Social mindfulness as a force for change
Mark Leonard, British political scientist and author/
Open Democracy
Collective action is more effective when people understand the values and beliefs that drive their behaviour.
Today, the future of humanity and the biosphere lie in the balance. If you are reading this article, you are likely to be one of many who believe that collectively, we must find answers to the challenges we face if a better world is to emerge out of this time of great change. But how will collective action on the necessary scale be fashioned and sustained at a time when individualism and tribalism are rampant? Mindfulness provides one part of the answer to that question.
In the past, human beings evolved in small, closely-knit groups. We survived by collaborating, caring and sharing resources from day to day. The need to maintain trusting, intimate relationships often overrode the social advantages to be gained from acquiring power and status. Threats were sporadic, acute and potentially deadly.
Today, the sense of threat we face is very different. We have come to believe that our sense of self-worth depends on our ability to achieve our goals and adorn ourselves with the signs of success, so we are under a constant low-level threat to perform and gain approval. We exchange the emotional rewards of social connection with yet more distractions. We worry what others think of us, and fill the gaping hole that’s left in our emotional lives by striving to do better and buy more stuff.

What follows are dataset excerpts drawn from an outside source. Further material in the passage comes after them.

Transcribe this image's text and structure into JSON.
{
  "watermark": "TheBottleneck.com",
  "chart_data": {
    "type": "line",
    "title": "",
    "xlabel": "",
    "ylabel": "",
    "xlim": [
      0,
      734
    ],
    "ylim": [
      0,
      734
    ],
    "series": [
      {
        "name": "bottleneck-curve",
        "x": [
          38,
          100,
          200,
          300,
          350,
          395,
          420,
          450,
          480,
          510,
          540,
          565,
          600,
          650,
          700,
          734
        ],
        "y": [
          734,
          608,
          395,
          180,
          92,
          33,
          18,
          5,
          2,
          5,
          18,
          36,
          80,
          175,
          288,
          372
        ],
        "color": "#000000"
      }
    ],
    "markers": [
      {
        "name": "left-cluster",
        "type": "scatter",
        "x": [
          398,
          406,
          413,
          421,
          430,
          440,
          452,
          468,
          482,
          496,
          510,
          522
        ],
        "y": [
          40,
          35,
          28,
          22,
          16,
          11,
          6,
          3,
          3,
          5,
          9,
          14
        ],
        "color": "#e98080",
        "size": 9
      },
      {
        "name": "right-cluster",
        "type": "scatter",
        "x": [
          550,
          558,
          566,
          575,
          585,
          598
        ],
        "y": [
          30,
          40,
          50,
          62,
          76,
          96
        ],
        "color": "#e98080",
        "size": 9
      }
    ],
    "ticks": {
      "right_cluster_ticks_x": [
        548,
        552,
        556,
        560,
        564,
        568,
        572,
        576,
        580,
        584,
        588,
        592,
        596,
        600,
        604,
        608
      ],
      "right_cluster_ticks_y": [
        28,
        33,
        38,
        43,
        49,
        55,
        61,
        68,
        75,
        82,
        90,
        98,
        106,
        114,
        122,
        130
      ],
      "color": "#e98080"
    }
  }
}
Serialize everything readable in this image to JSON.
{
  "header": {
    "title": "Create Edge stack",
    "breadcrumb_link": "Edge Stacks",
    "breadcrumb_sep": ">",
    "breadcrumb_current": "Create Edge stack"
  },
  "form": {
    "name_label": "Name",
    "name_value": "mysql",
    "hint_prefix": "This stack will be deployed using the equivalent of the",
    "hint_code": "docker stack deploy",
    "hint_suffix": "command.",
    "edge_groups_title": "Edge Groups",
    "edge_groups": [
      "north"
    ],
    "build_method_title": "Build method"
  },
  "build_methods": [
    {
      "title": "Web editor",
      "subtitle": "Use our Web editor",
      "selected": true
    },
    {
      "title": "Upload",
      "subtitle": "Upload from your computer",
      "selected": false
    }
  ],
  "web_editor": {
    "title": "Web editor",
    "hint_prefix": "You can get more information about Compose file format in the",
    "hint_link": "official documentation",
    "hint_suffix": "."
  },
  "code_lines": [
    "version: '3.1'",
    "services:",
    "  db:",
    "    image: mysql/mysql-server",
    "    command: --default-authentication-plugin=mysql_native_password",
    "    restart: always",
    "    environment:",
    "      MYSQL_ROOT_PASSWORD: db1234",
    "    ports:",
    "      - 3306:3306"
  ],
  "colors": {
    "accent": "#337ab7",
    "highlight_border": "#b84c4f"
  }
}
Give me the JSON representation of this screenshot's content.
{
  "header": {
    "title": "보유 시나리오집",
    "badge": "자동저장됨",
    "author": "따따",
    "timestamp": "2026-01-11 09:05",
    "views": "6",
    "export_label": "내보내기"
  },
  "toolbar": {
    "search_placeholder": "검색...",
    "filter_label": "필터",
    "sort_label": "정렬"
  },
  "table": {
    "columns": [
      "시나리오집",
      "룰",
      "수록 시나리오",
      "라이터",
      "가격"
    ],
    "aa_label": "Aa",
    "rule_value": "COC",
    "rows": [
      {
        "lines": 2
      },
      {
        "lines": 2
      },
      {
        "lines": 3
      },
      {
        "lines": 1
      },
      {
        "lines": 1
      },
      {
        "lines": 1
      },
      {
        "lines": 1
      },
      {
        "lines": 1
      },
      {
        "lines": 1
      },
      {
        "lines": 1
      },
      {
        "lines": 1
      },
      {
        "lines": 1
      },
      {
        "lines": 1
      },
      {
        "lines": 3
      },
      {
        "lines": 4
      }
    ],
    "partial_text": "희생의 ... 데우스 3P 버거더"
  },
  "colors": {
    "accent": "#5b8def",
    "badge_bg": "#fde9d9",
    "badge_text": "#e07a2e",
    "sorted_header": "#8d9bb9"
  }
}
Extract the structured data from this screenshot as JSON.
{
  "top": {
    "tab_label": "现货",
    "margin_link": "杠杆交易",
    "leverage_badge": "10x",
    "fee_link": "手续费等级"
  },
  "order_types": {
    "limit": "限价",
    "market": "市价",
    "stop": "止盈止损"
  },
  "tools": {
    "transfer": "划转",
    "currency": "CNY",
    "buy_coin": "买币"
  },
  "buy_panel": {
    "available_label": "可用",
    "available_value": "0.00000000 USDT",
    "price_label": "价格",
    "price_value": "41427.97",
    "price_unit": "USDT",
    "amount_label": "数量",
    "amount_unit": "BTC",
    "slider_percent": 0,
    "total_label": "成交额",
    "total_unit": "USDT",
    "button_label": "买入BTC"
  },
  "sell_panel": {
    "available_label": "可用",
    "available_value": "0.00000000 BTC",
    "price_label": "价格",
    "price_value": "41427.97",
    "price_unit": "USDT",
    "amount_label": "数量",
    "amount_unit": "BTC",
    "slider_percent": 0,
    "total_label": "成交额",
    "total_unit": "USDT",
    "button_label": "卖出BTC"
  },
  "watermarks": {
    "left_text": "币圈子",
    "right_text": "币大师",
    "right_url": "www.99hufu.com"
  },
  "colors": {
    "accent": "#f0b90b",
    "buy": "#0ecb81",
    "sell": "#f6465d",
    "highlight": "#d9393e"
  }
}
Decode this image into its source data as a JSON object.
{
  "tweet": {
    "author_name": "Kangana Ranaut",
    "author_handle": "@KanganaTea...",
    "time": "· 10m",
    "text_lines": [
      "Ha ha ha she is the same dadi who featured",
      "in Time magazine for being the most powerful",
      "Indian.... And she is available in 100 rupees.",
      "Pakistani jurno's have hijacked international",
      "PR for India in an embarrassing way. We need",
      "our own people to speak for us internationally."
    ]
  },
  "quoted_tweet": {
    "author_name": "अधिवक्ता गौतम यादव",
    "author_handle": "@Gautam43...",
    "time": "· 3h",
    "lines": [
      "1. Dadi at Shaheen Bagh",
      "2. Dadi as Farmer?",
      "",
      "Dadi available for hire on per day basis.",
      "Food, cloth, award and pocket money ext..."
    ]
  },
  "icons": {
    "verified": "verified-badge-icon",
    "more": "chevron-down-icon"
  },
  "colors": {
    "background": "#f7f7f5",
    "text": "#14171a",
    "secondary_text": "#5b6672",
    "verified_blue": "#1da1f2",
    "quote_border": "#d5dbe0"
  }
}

Against this background, as the author David Smail argues, individual therapy acts as a form of social control because it places responsibility for mental wellbeing on the individual, whereas the causes of distress are social and material. Ron Purser develops this argument further in his book McMindfulness with reference to the ways in which a secularised form of Buddhist meditation has become a panacea for the social ills of our time.
Purser’s criticism is not leveled at the effectiveness of mindfulness as means to reduce distress. Rather, he argues that it is offered over-enthusiastically as the answer to almost every ill, and that this is a potentially dangerous form of mass delusion. Mindfulness comes with a quasi-spiritual flavour which feeds the zeal of its devotees.
Yet psychological studies do seem to indicate that mindfulness reduces the negative impact of stress on all manner of human cognitive, emotional and behavioural capacities. It’s clear that stress can make us say things we wish we hadn’t. By contrast, when we feel ourselves, we have more time for others and are better able to understand what is going on for them. Helping others makes us feel better. Reducing stress improves mood; improving mood will make it easier for us to be kind and caring; and being kind and caring makes us feel good.
Since mindfulness does have these effects, it would not be unreasonable to expect that mindfulness could have a collective impact if it were practiced en masse. Empirical evidence already suggests that when mindfulness is taught in the workplace there are positive effects on organisational culture. For example, around 10% of staff at the Royal Orthopaedic Hospital in Birmingham (UK) had improved ‘Basic Psychological Needs at Work Scale’ scores after mindfulness training, a measure that includes autonomy, competence and crucially, relatedness.
If such programmes can work at this level then they should be able to operate at a larger scale too, though this is more difficult because pro-social behaviour is more obviously advantageous in a contained social group. But logically, the more personal and interpersonal skills people have, the more likely they are to value collective good above short-term self-interest. Letting go of the need to account for cost and benefits is a liberating experience that gives us a sense of limitless possibilities in a universe built out of the substance of love – a much more powerful frame for mindfulness than mere therapy.
As therapy, mindfulness is a value-neutral intervention in the same way that Cognitive Behavioural Therapy is a value-neutral intervention. Both these psychological therapies are about as effective as each other in preventing depression, and equally effective as the use of anti-depressants. Different options suit different people. Getting people who are vulnerable to depression to go to a regular pottery class might also be just as effective, but no-one has done a comparison trial to find that out.